La Biblia nos dice que, cuando Jesús regrese, habrá una gran cena de bodas. Será la celebración de matrimonio con su esposa, la Iglesia. El ya pagó el precio. Ya nos rescató de donde estábamos, por medio de su sacrificio en la cruz. Pero ¿cómo nos adornamos para ese momento? ¿Cómo nos preparamos para ese día?

Apocalipsis 19:7-8 nos lo dice: "¡Alegrémonos y regocijémonos y démosle gloria! Ya ha llegado el día de las bodas del Cordero. Su novia se ha preparado, y se le ha concedido vestirse de lino fino, limpio y resplandeciente. (El lino fino representa las acciones justas de los santos)."

Así como la novia se arregla en preparación para el momento de su boda, el pueblo de Cristo se prepara viviendo en justicia y santidad. Si Jesús murió para rescatarnos del pecado, ¿cómo podemos seguir jugando con él? Más bien, su amor nos motiva a esforzarnos cada día por dejar lo que no le agrada y hacer siempre lo que El quiere.

El gran romance entre Jesús y su Iglesia nos lleva a una cosa más. Es que Cristo se une a su Iglesia. En un matrimonio humano, el esposo tiene que amar y cuidar de su esposa, porque son una sola carne.
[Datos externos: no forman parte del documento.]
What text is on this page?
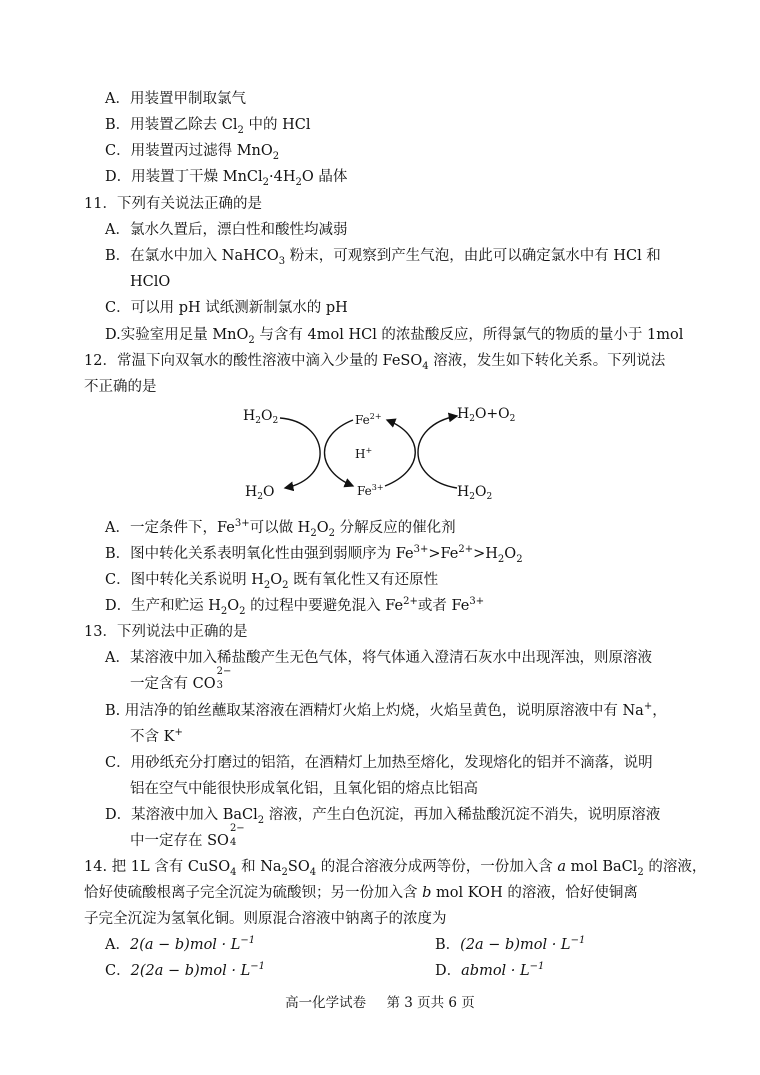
A．用装置甲制取氯气
B．用装置乙除去 $Cl_2$ 中的 HCl
C．用装置丙过滤得 MnO$_2$
D．用装置丁干燥 $MnCl_2\cdot 4H_2O$ 晶体
11．下列有关说法正确的是
A．氯水久置后，漂白性和酸性均减弱
B．在氯水中加入 NaHCO$_3$ 粉末，可观察到产生气泡，由此可以确定氯水中有 HCl 和
HClO
C．可以用 pH 试纸测新制氯水的 pH
D.实验室用足量 MnO$_2$ 与含有 4mol HCl 的浓盐酸反应，所得氯气的物质的量小于 1mol
12．常温下向双氧水的酸性溶液中滴入少量的 FeSO$_4$ 溶液，发生如下转化关系。下列说法
不正确的是
$H_2O_2$
$H_2O$
$Fe^{2+}$
$Fe^{3+}$
H+
$H_2O+O_2$
$H_2O_2$
A．一定条件下，$Fe^{3+}$可以做 $H_2O_2$ 分解反应的催化剂
B．图中转化关系表明氧化性由强到弱顺序为 $Fe^{3+}>Fe^{2+}>H_2O_2$
C．图中转化关系说明 $H_2O_2$ 既有氧化性又有还原性
D．生产和贮运 $H_2O_2$ 的过程中要避免混入 $Fe^{2+}$或者 $Fe^{3+}$
13．下列说法中正确的是
A．某溶液中加入稀盐酸产生无色气体，将气体通入澄清石灰水中出现浑浊，则原溶液
一定含有 CO
2−
3
B. 用洁净的铂丝蘸取某溶液在酒精灯火焰上灼烧，火焰呈黄色，说明原溶液中有 Na+，
不含 K+
C．用砂纸充分打磨过的铝箔，在酒精灯上加热至熔化，发现熔化的铝并不滴落，说明
铝在空气中能很快形成氧化铝，且氧化铝的熔点比铝高
D．某溶液中加入 BaCl$_2$ 溶液，产生白色沉淀，再加入稀盐酸沉淀不消失，说明原溶液
中一定存在 SO
2−
4
14. 把 1L 含有 CuSO$_4$ 和 $Na_2SO_4$ 的混合溶液分成两等份，一份加入含 a mol BaCl$_2$ 的溶液，
恰好使硫酸根离子完全沉淀为硫酸钡；另一份加入含 b mol KOH 的溶液，恰好使铜离
子完全沉淀为氢氧化铜。则原混合溶液中钠离子的浓度为
A．$2(a - b)mol \cdot L^{-1}$	B．$(2a - b)mol \cdot L^{-1}$
C．$2(2a - b)mol \cdot L^{-1}$	D．abmol · $L^{-1}$
高一化学试卷 第 3 页共 6 页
La unión física produce un compromiso que se tiene que respetar y honrar.

Así como el hombre y la mujer se unen físicamente, Cristo se ha unido espiritualmente con su Iglesia. Dice Pablo: "Somos miembros de su cuerpo". Es un gran misterio; no cabe dentro de nuestras categorías humanas. Pero es una gran realidad. Cuando llegamos a conocer a Cristo por fe, nos comprometemos con El y recibimos a su Espíritu Santo, nos unimos espiritualmente con El.

Ahora tenemos este gran privilegio de estar unidos a Cristo. Dondequiera que vayamos, El está con nosotros. Su Espíritu mora en nosotros. Nunca estamos solos. Por esto, lo representamos. Somos sus embajadores, no sólo porque El nos ha enviado, sino porque El nos ha llenado.

¿Cómo representamos a Cristo? ¿Mostramos en nuestra vida el amor diferente que El nos ha mostrado? Cuando la gente nos ve, ¿se nota el reflejo de Cristo en nosotros? Por la fe en Jesucristo, hemos entrado a este gran romance. No volvamos a la soledad de antes. Vivamos cada día en el amor de Aquel que nos amó y se entregó por nosotros.